Methylecgonine
- Names: IUPAC name methyl 3-hydroxy-8-methyl-8-azabicyclo[3.2.1]octane-2-carboxylate

Identifiers
- CAS Number: 7143-09-1;
- 3D model (JSmol): Interactive image; unspecified sterocentres: Interactive image;
- ChEMBL: ChEMBL305331;
- ChemSpider: 94674;
- PubChem CID: 104904; unspecified sterocentres: 251884;
- UNII: Y35FJB3QBJ;
- CompTox Dashboard (EPA): DTXSID00891435 ;

Properties
- Chemical formula: C_{10}H_{17}NO_{3}
- Molar mass: 199.250 g·mol^{−1}

= Methylecgonine =

Methylecgonine, also known as ecgonine methyl ester, is a prominent tropane alkaloid found in coca leaves. It is metabolite of cocaine, and may be used as a precursor for it.
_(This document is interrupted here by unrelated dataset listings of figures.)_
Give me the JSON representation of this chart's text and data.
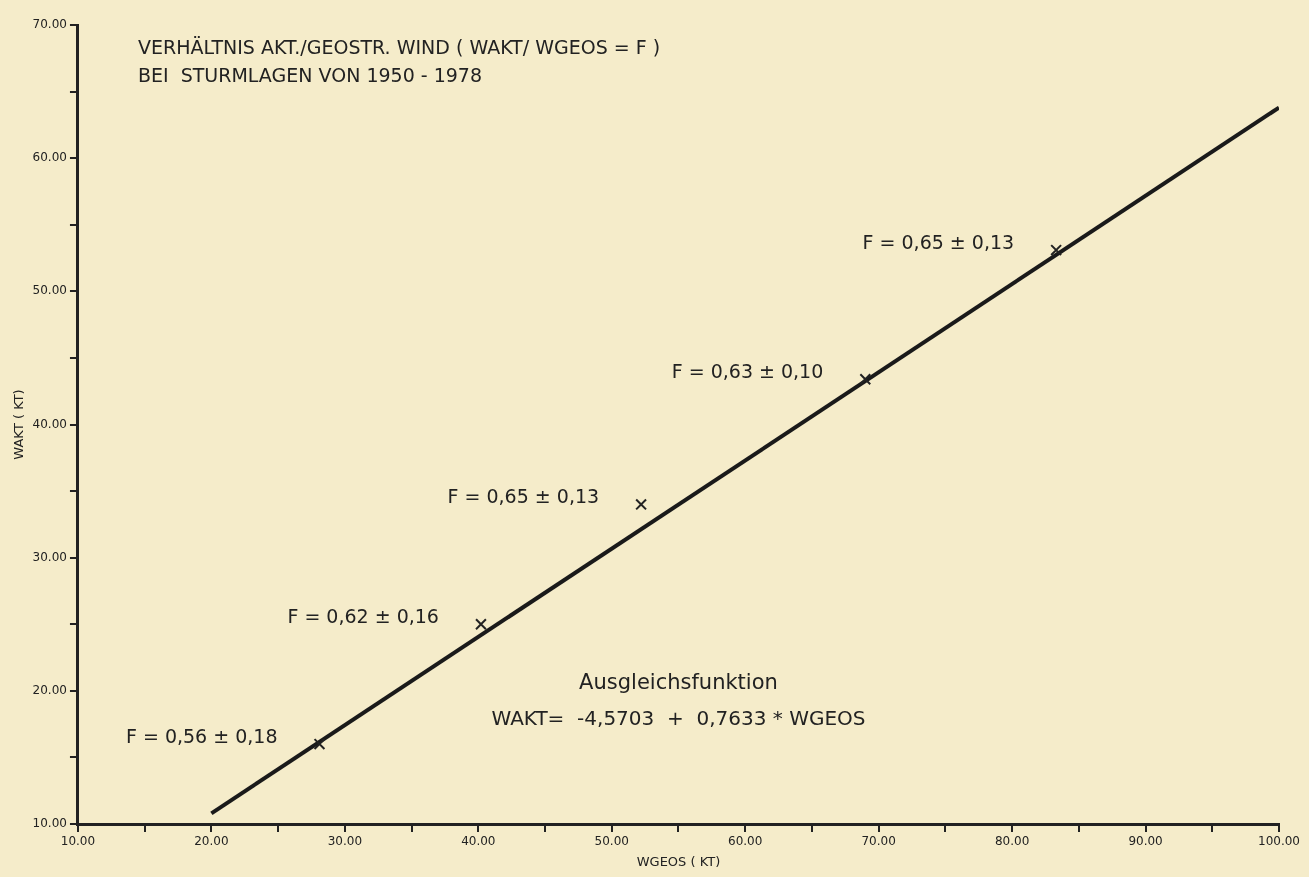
{
  "chart_data": {
    "type": "scatter",
    "title": "VERHÄLTNIS AKT./GEOSTR. WIND ( WAKT/ WGEOS = F )",
    "subtitle": "BEI  STURMLAGEN VON 1950 - 1978",
    "xlabel": "WGEOS ( KT)",
    "ylabel": "WAKT ( KT)",
    "series": [
      {
        "color": "#222222",
        "marker": "cross",
        "x": [
          28.1,
          40.2,
          52.2,
          69.0,
          83.3
        ],
        "values": [
          16.0,
          25.0,
          34.0,
          43.4,
          53.1
        ]
      },
      {
        "type": "line",
        "color": "#1a1a1a",
        "marker": "none",
        "line_style": "solid",
        "x": [
          20,
          100
        ],
        "values": [
          10.8,
          63.8
        ]
      }
    ],
    "xlim": [
      10,
      100
    ],
    "ylim": [
      10,
      70
    ],
    "xticks": [
      {
        "value": 10,
        "label": "10.00"
      },
      {
        "value": 15,
        "label": null
      },
      {
        "value": 20,
        "label": "20.00"
      },
      {
        "value": 25,
        "label": null
      },
      {
        "value": 30,
        "label": "30.00"
      },
      {
        "value": 35,
        "label": null
      },
      {
        "value": 40,
        "label": "40.00"
      },
      {
        "value": 45,
        "label": null
      },
      {
        "value": 50,
        "label": "50.00"
      },
      {
        "value": 55,
        "label": null
      },
      {
        "value": 60,
        "label": "60.00"
      },
      {
        "value": 65,
        "label": null
      },
      {
        "value": 70,
        "label": "70.00"
      },
      {
        "value": 75,
        "label": null
      },
      {
        "value": 80,
        "label": "80.00"
      },
      {
        "value": 85,
        "label": null
      },
      {
        "value": 90,
        "label": "90.00"
      },
      {
        "value": 95,
        "label": null
      },
      {
        "value": 100,
        "label": "100.00"
      }
    ],
    "yticks": [
      {
        "value": 10,
        "label": "10.00"
      },
      {
        "value": 15,
        "label": null
      },
      {
        "value": 20,
        "label": "20.00"
      },
      {
        "value": 25,
        "label": null
      },
      {
        "value": 30,
        "label": "30.00"
      },
      {
        "value": 35,
        "label": null
      },
      {
        "value": 40,
        "label": "40.00"
      },
      {
        "value": 45,
        "label": null
      },
      {
        "value": 50,
        "label": "50.00"
      },
      {
        "value": 55,
        "label": null
      },
      {
        "value": 60,
        "label": "60.00"
      },
      {
        "value": 65,
        "label": null
      },
      {
        "value": 70,
        "label": "70.00"
      }
    ],
    "grid": false,
    "legend": false,
    "annotations": [
      {
        "text": "F = 0,56 ± 0,18",
        "x": 28.1,
        "y": 16.0
      },
      {
        "text": "F = 0,62 ± 0,16",
        "x": 40.2,
        "y": 25.0
      },
      {
        "text": "F = 0,65 ± 0,13",
        "x": 52.2,
        "y": 34.0
      },
      {
        "text": "F = 0,63 ± 0,10",
        "x": 69.0,
        "y": 43.4
      },
      {
        "text": "F = 0,65 ± 0,13",
        "x": 83.3,
        "y": 53.1
      },
      "Ausgleichsfunktion",
      "WAKT=  -4,5703  +  0,7633 * WGEOS"
    ]
  }
}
It also occurs as minor alkaloid in roots of many Datura species such as Datura stramonium and Datura innoxia.

== Biosynthesis ==
It is the last step before cocaine is biosynthesized in coca plants with the help of BAHD acyltransferase.

== Animal study ==
Animals study suggest that it has beneficial effect on cognition and protects against cocaine lethality. It showed inhibition of sodium channels only at very high dosages.